João César adorava ovos frescos à luz da manhã.
Pacheco acendia o primeiro cigarro e punha a sinfonia 7 de Beethoven a emergir lentamente do leitor, enquanto fritava os ovos. Levantara-se com as galinhas. Bebera a meia de leite carregada de sempre. O Xanax. Acabara de fritar dois ovos. Agora passava os olhos no ecrã, os jornais, o mail - o ritual matutino. As sensações fortes que electrizavam o mundo, àquela hora, inseriam-no num balão à prova de quotidiano.
Pacheco fuma um finex pelo caminho que faz a pé, tem quarenta e cinco minutos. Bebe as duas primeiras cervejas no café, deste lado da avenida.
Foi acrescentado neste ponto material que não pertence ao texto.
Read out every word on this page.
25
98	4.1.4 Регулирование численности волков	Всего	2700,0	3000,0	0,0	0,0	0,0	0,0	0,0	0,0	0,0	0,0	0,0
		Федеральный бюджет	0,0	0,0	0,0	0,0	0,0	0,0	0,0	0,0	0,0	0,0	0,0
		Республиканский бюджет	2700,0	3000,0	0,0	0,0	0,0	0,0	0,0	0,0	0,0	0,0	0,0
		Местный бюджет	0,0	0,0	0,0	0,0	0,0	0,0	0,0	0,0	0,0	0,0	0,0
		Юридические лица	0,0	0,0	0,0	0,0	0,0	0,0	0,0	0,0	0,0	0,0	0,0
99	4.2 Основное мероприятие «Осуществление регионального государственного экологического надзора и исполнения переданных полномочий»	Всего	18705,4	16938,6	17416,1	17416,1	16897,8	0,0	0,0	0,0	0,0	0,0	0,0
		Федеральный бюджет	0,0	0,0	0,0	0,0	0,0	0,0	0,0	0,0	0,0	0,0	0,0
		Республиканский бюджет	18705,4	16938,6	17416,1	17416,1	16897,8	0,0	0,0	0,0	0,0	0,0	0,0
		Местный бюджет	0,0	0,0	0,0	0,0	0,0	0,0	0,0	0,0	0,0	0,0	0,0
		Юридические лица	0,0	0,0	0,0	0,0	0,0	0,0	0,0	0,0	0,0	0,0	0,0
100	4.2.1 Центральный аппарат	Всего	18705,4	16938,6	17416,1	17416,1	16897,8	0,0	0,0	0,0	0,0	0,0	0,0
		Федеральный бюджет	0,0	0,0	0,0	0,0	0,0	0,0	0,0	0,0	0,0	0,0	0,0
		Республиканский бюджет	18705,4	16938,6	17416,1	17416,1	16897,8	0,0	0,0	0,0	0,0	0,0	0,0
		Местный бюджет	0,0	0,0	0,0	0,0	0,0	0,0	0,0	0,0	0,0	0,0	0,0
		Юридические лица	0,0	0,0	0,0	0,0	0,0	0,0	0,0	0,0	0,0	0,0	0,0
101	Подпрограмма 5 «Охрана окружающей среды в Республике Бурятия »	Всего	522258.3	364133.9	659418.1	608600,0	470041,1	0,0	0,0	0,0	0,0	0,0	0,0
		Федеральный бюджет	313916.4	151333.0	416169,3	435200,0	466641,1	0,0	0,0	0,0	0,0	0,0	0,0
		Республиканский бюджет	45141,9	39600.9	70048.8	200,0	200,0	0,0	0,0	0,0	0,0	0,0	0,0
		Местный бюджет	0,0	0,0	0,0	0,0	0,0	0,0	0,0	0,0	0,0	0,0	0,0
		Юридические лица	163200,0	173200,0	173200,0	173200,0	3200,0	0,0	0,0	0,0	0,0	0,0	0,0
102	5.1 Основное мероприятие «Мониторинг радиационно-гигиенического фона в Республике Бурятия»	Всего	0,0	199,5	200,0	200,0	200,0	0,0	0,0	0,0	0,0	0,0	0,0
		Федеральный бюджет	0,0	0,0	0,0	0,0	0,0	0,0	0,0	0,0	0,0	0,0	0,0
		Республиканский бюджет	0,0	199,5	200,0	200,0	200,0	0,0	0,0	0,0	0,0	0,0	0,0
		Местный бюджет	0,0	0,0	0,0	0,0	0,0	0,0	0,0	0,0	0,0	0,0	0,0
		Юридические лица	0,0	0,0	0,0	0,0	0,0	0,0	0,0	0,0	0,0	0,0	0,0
Entra daqui a menos de trinta minutos. Trabalha do outro lado da avenida, quase em frente ao café. O mundo é belo ou insuportável. Lá para o meio da noite, muitas cervejas e alguns finexes depois, o Pacheco dormirá como um anjo ou como um porco, independentemente do dia.
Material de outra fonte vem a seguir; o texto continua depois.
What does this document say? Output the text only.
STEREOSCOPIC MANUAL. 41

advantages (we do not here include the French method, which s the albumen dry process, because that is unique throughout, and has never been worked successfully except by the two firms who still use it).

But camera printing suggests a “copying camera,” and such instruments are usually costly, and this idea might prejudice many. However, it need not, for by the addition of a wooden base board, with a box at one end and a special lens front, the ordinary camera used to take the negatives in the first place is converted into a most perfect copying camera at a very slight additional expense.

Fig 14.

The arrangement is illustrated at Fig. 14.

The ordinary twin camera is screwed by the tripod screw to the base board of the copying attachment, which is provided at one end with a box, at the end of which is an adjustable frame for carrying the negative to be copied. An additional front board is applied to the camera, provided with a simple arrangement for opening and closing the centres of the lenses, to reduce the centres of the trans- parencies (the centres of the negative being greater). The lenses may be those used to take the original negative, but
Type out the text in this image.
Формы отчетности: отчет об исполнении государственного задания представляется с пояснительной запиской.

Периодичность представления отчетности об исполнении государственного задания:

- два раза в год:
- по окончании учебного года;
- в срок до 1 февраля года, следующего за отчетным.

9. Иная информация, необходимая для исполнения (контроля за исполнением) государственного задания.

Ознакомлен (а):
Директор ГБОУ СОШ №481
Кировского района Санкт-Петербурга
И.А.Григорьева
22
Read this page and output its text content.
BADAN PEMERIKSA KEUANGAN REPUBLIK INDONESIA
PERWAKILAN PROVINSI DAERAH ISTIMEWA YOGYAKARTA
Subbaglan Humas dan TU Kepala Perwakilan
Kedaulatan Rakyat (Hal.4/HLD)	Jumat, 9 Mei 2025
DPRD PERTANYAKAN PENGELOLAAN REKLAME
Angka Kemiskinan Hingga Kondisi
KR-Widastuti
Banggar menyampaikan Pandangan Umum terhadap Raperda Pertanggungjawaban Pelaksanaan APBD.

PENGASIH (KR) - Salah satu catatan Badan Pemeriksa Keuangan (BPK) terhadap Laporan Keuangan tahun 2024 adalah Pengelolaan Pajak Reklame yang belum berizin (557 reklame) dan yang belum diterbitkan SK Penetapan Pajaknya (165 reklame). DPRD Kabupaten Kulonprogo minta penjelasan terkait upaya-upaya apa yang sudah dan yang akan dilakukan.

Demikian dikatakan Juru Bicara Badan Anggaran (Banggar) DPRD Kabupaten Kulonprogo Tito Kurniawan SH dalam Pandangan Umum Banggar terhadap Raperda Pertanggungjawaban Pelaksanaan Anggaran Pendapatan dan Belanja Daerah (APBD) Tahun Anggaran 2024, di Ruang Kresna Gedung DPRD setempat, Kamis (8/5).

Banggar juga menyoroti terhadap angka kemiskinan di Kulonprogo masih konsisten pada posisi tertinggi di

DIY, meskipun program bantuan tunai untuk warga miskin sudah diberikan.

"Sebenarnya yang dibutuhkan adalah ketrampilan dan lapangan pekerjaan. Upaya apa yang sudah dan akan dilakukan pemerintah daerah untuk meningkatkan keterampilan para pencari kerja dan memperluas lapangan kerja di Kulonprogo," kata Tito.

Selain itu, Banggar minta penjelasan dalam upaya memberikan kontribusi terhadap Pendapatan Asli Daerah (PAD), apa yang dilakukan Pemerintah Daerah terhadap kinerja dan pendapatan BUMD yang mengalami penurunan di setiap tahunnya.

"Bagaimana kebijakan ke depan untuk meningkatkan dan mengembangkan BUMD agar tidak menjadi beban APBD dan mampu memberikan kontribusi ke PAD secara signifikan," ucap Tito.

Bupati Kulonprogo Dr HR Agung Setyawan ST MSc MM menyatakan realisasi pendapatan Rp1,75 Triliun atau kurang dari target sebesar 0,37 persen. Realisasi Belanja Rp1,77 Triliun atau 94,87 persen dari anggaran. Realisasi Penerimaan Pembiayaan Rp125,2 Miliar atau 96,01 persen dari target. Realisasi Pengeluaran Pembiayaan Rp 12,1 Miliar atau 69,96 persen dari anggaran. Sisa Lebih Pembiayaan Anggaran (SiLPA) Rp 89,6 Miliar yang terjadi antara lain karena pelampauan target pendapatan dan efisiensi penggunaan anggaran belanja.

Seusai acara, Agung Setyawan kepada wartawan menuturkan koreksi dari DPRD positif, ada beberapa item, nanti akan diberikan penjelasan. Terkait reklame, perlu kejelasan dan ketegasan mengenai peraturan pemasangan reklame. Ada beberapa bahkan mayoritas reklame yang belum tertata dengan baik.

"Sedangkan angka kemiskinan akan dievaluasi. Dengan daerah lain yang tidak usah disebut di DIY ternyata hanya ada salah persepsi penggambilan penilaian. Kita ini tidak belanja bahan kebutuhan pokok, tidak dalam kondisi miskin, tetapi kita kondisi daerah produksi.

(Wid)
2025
Um dos ovos cai, estatelando-se no frio do branco da cozinha.
Nessa altura João César desperta. O Pacheco morrera, ainda não tinha quarenta, fazia mais de seis anos.
Ele era o que restava do Pacheco, pensou, um Pacheco vivo e com quarenta e sete anos. Afinal, não há inúmeras variações do tam-tam-tamtam. As cores que usamos são variações de poucos naipes e é estreito o nosso espectro de gosto. A sinfonia nº 7 de Beethoven emergiu lentamente do leitor e ele abriu uma segunda cerveja. Depois ficou a olhar para os ovos.